The Philadelphia and Reading Coal and Iron Company owns in fee over forty-three hundred contiguous acres of coal land in Coal Township. It also owns the mineral rights, or “coal reserve” on over two hundred additional acres, and an undivided three-fourths interest in the so-called Hubley tract of one hundred and fifty-eight acres. The Ebenezer Greenough Estate owns thirty-nine-fortieths of another tract known as the Hepburn tract, and an equal share of the remaining quarter interest in the Hubley property. These last two tracts are mined by the company under a royalty agreement. Both owners have appealed to this court from the valuations placed on their properties in Coal Township at the 1931 triennial assessment, as revised by the court below.
Included in these assessments are those placed upon the Hubley and the Green properties which we have referred to in our general discussion. In our opinion the court below erred in valuing these tracts at a figure greatly in excess of the price for which they were sold at a time when the market for coal lands was better than in the year of the assessment (1931), and when there was more coal underlying the properties.
Pour adjacent tracts in the central part of the township are almost virgin, and very little coal has been removed from them. We think the court below erred in *197placing extremely high values upon these tracts, which are not in production and which must be developed at considerable cost before the value of the coal deposits can be realized.
Certain other tracts lying to the south and east of the Borough of Shamokin, are partly developed, but it appears from the record that they are not now in operation. The Green tract is one of these. This land in its present state is held in reserve as are the virgin tracts. While this property has some added value because of the developments already made which will enable coal to be mined in the future at less expense, we feel that the court below erred in that it failed to give due weight to the fact that this property is not now in active operation because of the lack of demand for anthracite coal. Under the circumstances we think the assessments on these tracts should be reduced. Similar considerations apply to the assessments of the lands of which the company owns only the mineral rights, commonly called “coal reserve,” which are in the neighborhood of Shamokin. While the court below made sufficient allowance, we think, for the fact that this coal reserve may not be freely mined because of the danger of causing subsidence or sinking at the surface, these assessments must be reduced in line with those on the adjoining properties owned in fee, as they are of the same character and stage of development.

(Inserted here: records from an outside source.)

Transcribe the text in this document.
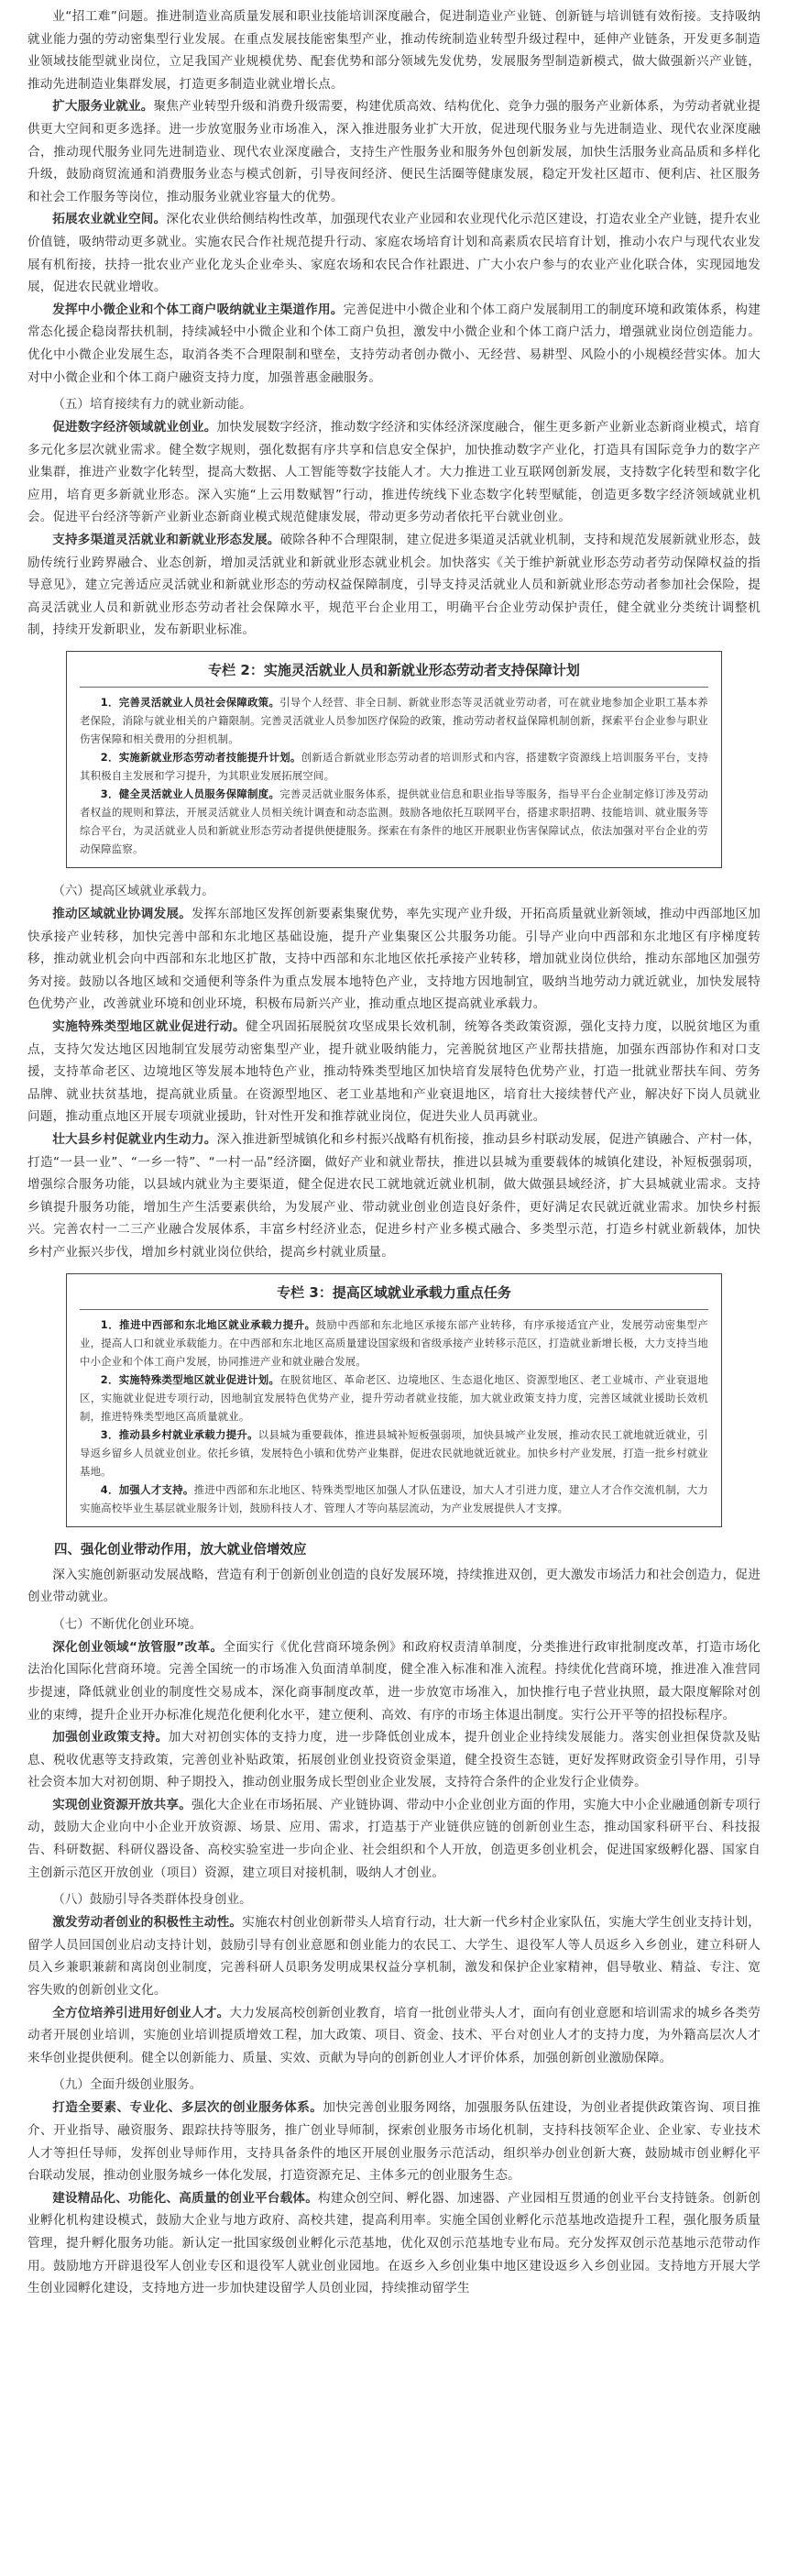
业“招工难”问题。推进制造业高质量发展和职业技能培训深度融合，促进制造业产业链、创新链与培训链有效衔接。支持吸纳就业能力强的劳动密集型行业发展。在重点发展技能密集型产业，推动传统制造业转型升级过程中，延伸产业链条，开发更多制造业领域技能型就业岗位，立足我国产业规模优势、配套优势和部分领域先发优势，发展服务型制造新模式，做大做强新兴产业链，推动先进制造业集群发展，打造更多制造业就业增长点。

扩大服务业就业。聚焦产业转型升级和消费升级需要，构建优质高效、结构优化、竞争力强的服务产业新体系，为劳动者就业提供更大空间和更多选择。进一步放宽服务业市场准入，深入推进服务业扩大开放，促进现代服务业与先进制造业、现代农业深度融合，推动现代服务业同先进制造业、现代农业深度融合，支持生产性服务业和服务外包创新发展，加快生活服务业高品质和多样化升级，鼓励商贸流通和消费服务业态与模式创新，引导夜间经济、便民生活圈等健康发展，稳定开发社区超市、便利店、社区服务和社会工作服务等岗位，推动服务业就业容量大的优势。

拓展农业就业空间。深化农业供给侧结构性改革，加强现代农业产业园和农业现代化示范区建设，打造农业全产业链，提升农业价值链，吸纳带动更多就业。实施农民合作社规范提升行动、家庭农场培育计划和高素质农民培育计划，推动小农户与现代农业发展有机衔接，扶持一批农业产业化龙头企业牵头、家庭农场和农民合作社跟进、广大小农户参与的农业产业化联合体，实现园地发展，促进农民就业增收。

发挥中小微企业和个体工商户吸纳就业主渠道作用。完善促进中小微企业和个体工商户发展制用工的制度环境和政策体系，构建常态化援企稳岗帮扶机制，持续减轻中小微企业和个体工商户负担，激发中小微企业和个体工商户活力，增强就业岗位创造能力。优化中小微企业发展生态，取消各类不合理限制和壁垒，支持劳动者创办微小、无经营、易耕型、风险小的小规模经营实体。加大对中小微企业和个体工商户融资支持力度，加强普惠金融服务。

（五）培育接续有力的就业新动能。

促进数字经济领域就业创业。加快发展数字经济，推动数字经济和实体经济深度融合，催生更多新产业新业态新商业模式，培育多元化多层次就业需求。健全数字规则，强化数据有序共享和信息安全保护，加快推动数字产业化，打造具有国际竞争力的数字产业集群，推进产业数字化转型，提高大数据、人工智能等数字技能人才。大力推进工业互联网创新发展，支持数字化转型和数字化应用，培育更多新就业形态。深入实施“上云用数赋智”行动，推进传统线下业态数字化转型赋能，创造更多数字经济领域就业机会。促进平台经济等新产业新业态新商业模式规范健康发展，带动更多劳动者依托平台就业创业。

支持多渠道灵活就业和新就业形态发展。破除各种不合理限制，建立促进多渠道灵活就业机制，支持和规范发展新就业形态，鼓励传统行业跨界融合、业态创新，增加灵活就业和新就业形态就业机会。加快落实《关于维护新就业形态劳动者劳动保障权益的指导意见》，建立完善适应灵活就业和新就业形态的劳动权益保障制度，引导支持灵活就业人员和新就业形态劳动者参加社会保险，提高灵活就业人员和新就业形态劳动者社会保障水平，规范平台企业用工，明确平台企业劳动保护责任，健全就业分类统计调整机制，持续开发新职业，发布新职业标准。

专栏 2：实施灵活就业人员和新就业形态劳动者支持保障计划

1．完善灵活就业人员社会保障政策。引导个人经营、非全日制、新就业形态等灵活就业劳动者，可在就业地参加企业职工基本养老保险，消除与就业相关的户籍限制。完善灵活就业人员参加医疗保险的政策，推动劳动者权益保障机制创新，探索平台企业参与职业伤害保障和相关费用的分担机制。

2．实施新就业形态劳动者技能提升计划。创新适合新就业形态劳动者的培训形式和内容，搭建数字资源线上培训服务平台，支持其积极自主发展和学习提升，为其职业发展拓展空间。

3．健全灵活就业人员服务保障制度。完善灵活就业服务体系，提供就业信息和职业指导等服务，指导平台企业制定修订涉及劳动者权益的规则和算法，开展灵活就业人员相关统计调查和动态监测。鼓励各地依托互联网平台，搭建求职招聘、技能培训、就业服务等综合平台，为灵活就业人员和新就业形态劳动者提供便捷服务。探索在有条件的地区开展职业伤害保障试点，依法加强对平台企业的劳动保障监察。

（六）提高区域就业承载力。

推动区域就业协调发展。发挥东部地区发挥创新要素集聚优势，率先实现产业升级，开拓高质量就业新领域，推动中西部地区加快承接产业转移，加快完善中部和东北地区基础设施，提升产业集聚区公共服务功能。引导产业向中西部和东北地区有序梯度转移，推动就业机会向中西部和东北地区扩散，支持中西部和东北地区依托承接产业转移，增加就业岗位供给，推动东部地区加强劳务对接。鼓励以各地区域和交通便利等条件为重点发展本地特色产业，支持地方因地制宜，吸纳当地劳动力就近就业，加快发展特色优势产业，改善就业环境和创业环境，积极布局新兴产业，推动重点地区提高就业承载力。

实施特殊类型地区就业促进行动。健全巩固拓展脱贫攻坚成果长效机制，统筹各类政策资源，强化支持力度，以脱贫地区为重点，支持欠发达地区因地制宜发展劳动密集型产业，提升就业吸纳能力，完善脱贫地区产业帮扶措施，加强东西部协作和对口支援，支持革命老区、边境地区等发展本地特色产业，推动特殊类型地区加快培育发展特色优势产业，打造一批就业帮扶车间、劳务品牌、就业扶贫基地，提高就业质量。在资源型地区、老工业基地和产业衰退地区，培育壮大接续替代产业，解决好下岗人员就业问题，推动重点地区开展专项就业援助，针对性开发和推荐就业岗位，促进失业人员再就业。

壮大县乡村促就业内生动力。深入推进新型城镇化和乡村振兴战略有机衔接，推动县乡村联动发展，促进产镇融合、产村一体，打造“一县一业”、“一乡一特”、“一村一品”经济圈，做好产业和就业帮扶，推进以县城为重要载体的城镇化建设，补短板强弱项，增强综合服务功能，以县域内就业为主要渠道，健全促进农民工就地就近就业机制，做大做强县域经济，扩大县城就业需求。支持乡镇提升服务功能，增加生产生活要素供给，为发展产业、带动就业创业创造良好条件，更好满足农民就近就业需求。加快乡村振兴。完善农村一二三产业融合发展体系，丰富乡村经济业态，促进乡村产业多模式融合、多类型示范，打造乡村就业新载体，加快乡村产业振兴步伐，增加乡村就业岗位供给，提高乡村就业质量。

专栏 3：提高区域就业承载力重点任务

1．推进中西部和东北地区就业承载力提升。鼓励中西部和东北地区承接东部产业转移，有序承接适宜产业，发展劳动密集型产业，提高人口和就业承载能力。在中西部和东北地区高质量建设国家级和省级承接产业转移示范区，打造就业新增长极，大力支持当地中小企业和个体工商户发展，协同推进产业和就业融合发展。

2．实施特殊类型地区就业促进计划。在脱贫地区、革命老区、边境地区、生态退化地区、资源型地区、老工业城市、产业衰退地区，实施就业促进专项行动，因地制宜发展特色优势产业，提升劳动者就业技能，加大就业政策支持力度，完善区域就业援助长效机制，推进特殊类型地区高质量就业。

3．推动县乡村就业承载力提升。以县城为重要载体，推进县城补短板强弱项，加快县城产业发展，推动农民工就地就近就业，引导返乡留乡人员就业创业。依托乡镇，发展特色小镇和优势产业集群，促进农民就地就近就业。加快乡村产业发展，打造一批乡村就业基地。

4．加强人才支持。推进中西部和东北地区、特殊类型地区加强人才队伍建设，加大人才引进力度，建立人才合作交流机制，大力实施高校毕业生基层就业服务计划，鼓励科技人才、管理人才等向基层流动，为产业发展提供人才支撑。

四、强化创业带动作用，放大就业倍增效应

深入实施创新驱动发展战略，营造有利于创新创业创造的良好发展环境，持续推进双创，更大激发市场活力和社会创造力，促进创业带动就业。

（七）不断优化创业环境。

深化创业领域“放管服”改革。全面实行《优化营商环境条例》和政府权责清单制度，分类推进行政审批制度改革，打造市场化法治化国际化营商环境。完善全国统一的市场准入负面清单制度，健全准入标准和准入流程。持续优化营商环境，推进准入准营同步提速，降低就业创业的制度性交易成本，深化商事制度改革，进一步放宽市场准入，加快推行电子营业执照，最大限度解除对创业的束缚，提升企业开办标准化规范化便利化水平，建立便利、高效、有序的市场主体退出制度。实行公开平等的招投标程序。

加强创业政策支持。加大对初创实体的支持力度，进一步降低创业成本，提升创业企业持续发展能力。落实创业担保贷款及贴息、税收优惠等支持政策，完善创业补贴政策，拓展创业创业投资资金渠道，健全投资生态链，更好发挥财政资金引导作用，引导社会资本加大对初创期、种子期投入，推动创业服务成长型创业企业发展，支持符合条件的企业发行企业债券。

实现创业资源开放共享。强化大企业在市场拓展、产业链协调、带动中小企业创业方面的作用，实施大中小企业融通创新专项行动，鼓励大企业向中小企业开放资源、场景、应用、需求，打造基于产业链供应链的创新创业生态，推动国家科研平台、科技报告、科研数据、科研仪器设备、高校实验室进一步向企业、社会组织和个人开放，创造更多创业机会，促进国家级孵化器、国家自主创新示范区开放创业（项目）资源，建立项目对接机制，吸纳人才创业。

（八）鼓励引导各类群体投身创业。

激发劳动者创业的积极性主动性。实施农村创业创新带头人培育行动，壮大新一代乡村企业家队伍，实施大学生创业支持计划，留学人员回国创业启动支持计划，鼓励引导有创业意愿和创业能力的农民工、大学生、退役军人等人员返乡入乡创业，建立科研人员入乡兼职兼薪和离岗创业制度，完善科研人员职务发明成果权益分享机制，激发和保护企业家精神，倡导敬业、精益、专注、宽容失败的创新创业文化。

全方位培养引进用好创业人才。大力发展高校创新创业教育，培育一批创业带头人才，面向有创业意愿和培训需求的城乡各类劳动者开展创业培训，实施创业培训提质增效工程，加大政策、项目、资金、技术、平台对创业人才的支持力度，为外籍高层次人才来华创业提供便利。健全以创新能力、质量、实效、贡献为导向的创新创业人才评价体系，加强创新创业激励保障。

（九）全面升级创业服务。

打造全要素、专业化、多层次的创业服务体系。加快完善创业服务网络，加强服务队伍建设，为创业者提供政策咨询、项目推介、开业指导、融资服务、跟踪扶持等服务，推广创业导师制，探索创业服务市场化机制，支持科技领军企业、企业家、专业技术人才等担任导师，发挥创业导师作用，支持具备条件的地区开展创业服务示范活动，组织举办创业创新大赛，鼓励城市创业孵化平台联动发展，推动创业服务城乡一体化发展，打造资源充足、主体多元的创业服务生态。

建设精品化、功能化、高质量的创业平台载体。构建众创空间、孵化器、加速器、产业园相互贯通的创业平台支持链条。创新创业孵化机构建设模式，鼓励大企业与地方政府、高校共建，提高利用率。实施全国创业孵化示范基地改造提升工程，强化服务质量管理，提升孵化服务功能。新认定一批国家级创业孵化示范基地，优化双创示范基地专业布局。充分发挥双创示范基地示范带动作用。鼓励地方开辟退役军人创业专区和退役军人就业创业园地。在返乡入乡创业集中地区建设返乡入乡创业园。支持地方开展大学生创业园孵化建设，支持地方进一步加快建设留学人员创业园，持续推动留学生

On another tract, designated as the “John Brady,” the colliery has been closed, the mine abandoned and permitted to fill with water. Furthermore, the coal here is largely exhausted. The witnesses for both sides agree that this property is of less value than the North Franklin Colliery property in Zerbe Township, which is also abandoned and which we shall hereafter mention. We think that in revising the assessment upon this tract the court below erred in failing to give sufficient weight to the factors of abandonment, high percentage of exhaustion, and loss of market for coal,
*198On the remainder of appellants’ properties in this township, three collieries are operating. On one of these tracts (the Hubley) there is a fire which has been burning for over twenty years. This is a factor to which insufficient consideration was given in the revision of the assessments.
In general, as to all of the actively operated land in this township, the court below did not give due weight to the falling off of the market for anthracite coal. While property which is in active production is worth more than similar land which is idle, these lands do not have the value they possessed when the demand for coal was greater and the anthracite industry more prosperous.
For the reasons stated we feel that there should be a reduction in the assessments on most of these tracts. The modifications upon which we have decided, reduce the total assessments in these two appeals from $5,678,-193.50 to $4,936,427.51.
'The decrees in No. 120, January Term, 1935, and No. 122, January Term, 1935, are modified, and the record remitted to the court below that an order may be made carrying into effect the modifications set forth in the appendix attached hereto. Costs to be paid by appellees.